= Chia Meng Ann =

Singaporean educator (1930–2019)

Chia Meng Ann

Chia Meng Ann (谢明安; 1929 or 1930 – 15 July 2019) was a Singaporean educator. He served as the headmaster of the Ahmad Ibrahim Secondary School from 1965 to 1982 and of Bukit Merah Secondary School from 1982 to 1988. Under his tenure, the former became the first secondary school in the country to offer a mainstream education programme catering toward the visually impaired.

==Early life education==

Chia was born around 1930. A student at the St. Andrew's School in Singapore in the late 1940s, he sat for and passed the Second Division London Matriculation Examination in January 1950. He then enrolled in the University of Malaya, from which he graduated in 1955 with a Bachelor of Arts degree.

==Career==
At the start of 1965, Chia was appointed to the post of headmaster at the Ahmad Ibrahim Secondary School (AISS), one of the first co-educational government secondary schools to offer both the English and Chinese streams as an 'integrated' school, succeeding the founding principal Leong Chin Toon. Shortly after assuming the post, he claimed to have "[drilled] the importance of integration into the heads of [his] staff and students."

As principal, he reportedly "firmly believed in an open and inclusive education system". In 1967, AISS introduced a programme in which visually impaired students would study alongside "sighted" students, becoming the first secondary school in Singapore to offer a mainstream education to those who were visually impaired. Prior to this, these students would have to enrol in the Princess Elizabeth School, located across the Causeway in Johor Bahru, Malaysia, to receive their secondary education. As there were then no textbooks for the visually impaired in Singapore, the school worked with the Singapore Association for the Blind to translate textbooks into braille. In its first year, the programme took in five students. A teaching assistant was sent from the local Ministry of Education. On Chia's request, the local branch of the Lions Club donated magnifying glasses to the school for the programme. In 1971, the school had 12 visually impaired students, with Chia stating that the school had "no problems in having the blind with [them]. Students help them in schoolwork as part of their extra-curricular activities." He felt that "sighted" children also benefitted from this programme as they would "learn to care for and be tolerant towards the handicapped." By 1980, visually impaired students were automatically enrollled in the school after taking their Primary School Leaving Examination. AISS remained the only secondary school to take in visually impaired students until 1982.

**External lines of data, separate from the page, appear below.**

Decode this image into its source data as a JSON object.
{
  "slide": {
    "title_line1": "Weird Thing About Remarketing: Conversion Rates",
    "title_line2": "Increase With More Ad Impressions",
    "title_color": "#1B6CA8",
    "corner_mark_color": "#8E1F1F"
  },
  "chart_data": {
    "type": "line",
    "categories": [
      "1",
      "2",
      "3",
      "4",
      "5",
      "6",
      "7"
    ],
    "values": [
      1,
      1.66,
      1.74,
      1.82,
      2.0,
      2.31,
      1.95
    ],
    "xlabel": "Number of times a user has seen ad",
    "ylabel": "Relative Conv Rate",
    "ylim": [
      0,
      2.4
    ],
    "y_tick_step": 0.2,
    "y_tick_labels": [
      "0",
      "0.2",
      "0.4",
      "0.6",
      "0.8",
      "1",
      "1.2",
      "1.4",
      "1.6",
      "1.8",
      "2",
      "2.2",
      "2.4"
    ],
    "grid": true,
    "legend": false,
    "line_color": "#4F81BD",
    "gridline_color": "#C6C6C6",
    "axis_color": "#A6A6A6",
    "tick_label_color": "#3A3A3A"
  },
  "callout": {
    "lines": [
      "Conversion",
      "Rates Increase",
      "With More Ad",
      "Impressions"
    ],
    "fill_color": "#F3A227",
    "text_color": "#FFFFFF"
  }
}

At AISS, Chia also found that the students were falling behind in English. To fix this, he made the students correct their own mistakes when marking. Other changes included the introduction of remedial lessons for the subject, asking students to read a book which they would then exchange with another student every few weeks, and providing students with materials such as model essays and "good newspaper articles." From 1980 to 1981, the school's passing rate in English rose from 56% to 73%. In 1981, Chia was appointed to the newly established Schools Council, serving on it for two terms

It was then announced that Chia was to be transferred to the Bukit Merah Secondary School (BMSS) in early 1982. A farewell was held at AISS on 10 February; this was attended by his successor, educator Bhajan Singh, previously a consultant with the Singapore School for the Blind. By then, Chia had served in the post for 17 years. Shortly after stepping down, he assumed the post of principal at BMSS, succeeding Mok Choon Hoe, who had been appointed a senior inspector with the Ministry of Education. He found that the students at BMSS, who often spoke Mandarin or dialects at home, typically had a "very poor grasp of the English language, especially grammar and syntax." He then implemented the same changes he had made to help improve students' performance in English at AISS. The school's pass rate for English at the 'O'-Level Examinations rose from 21% to 39% from 1981 to 1982. Chia retired in 1988, after which he was succeeded by Joseph Ng. He was conferred the Long Service Medal at the 1989 National Day Awards.

==Personal life and death==
Chia was married. He died on 15 July 2019. The funeral was attended by several former students, including many of those who had gone through his programme for the visually impaired. He was then buried at the Christian Cemetery at Choa Chu Kang on 17 July.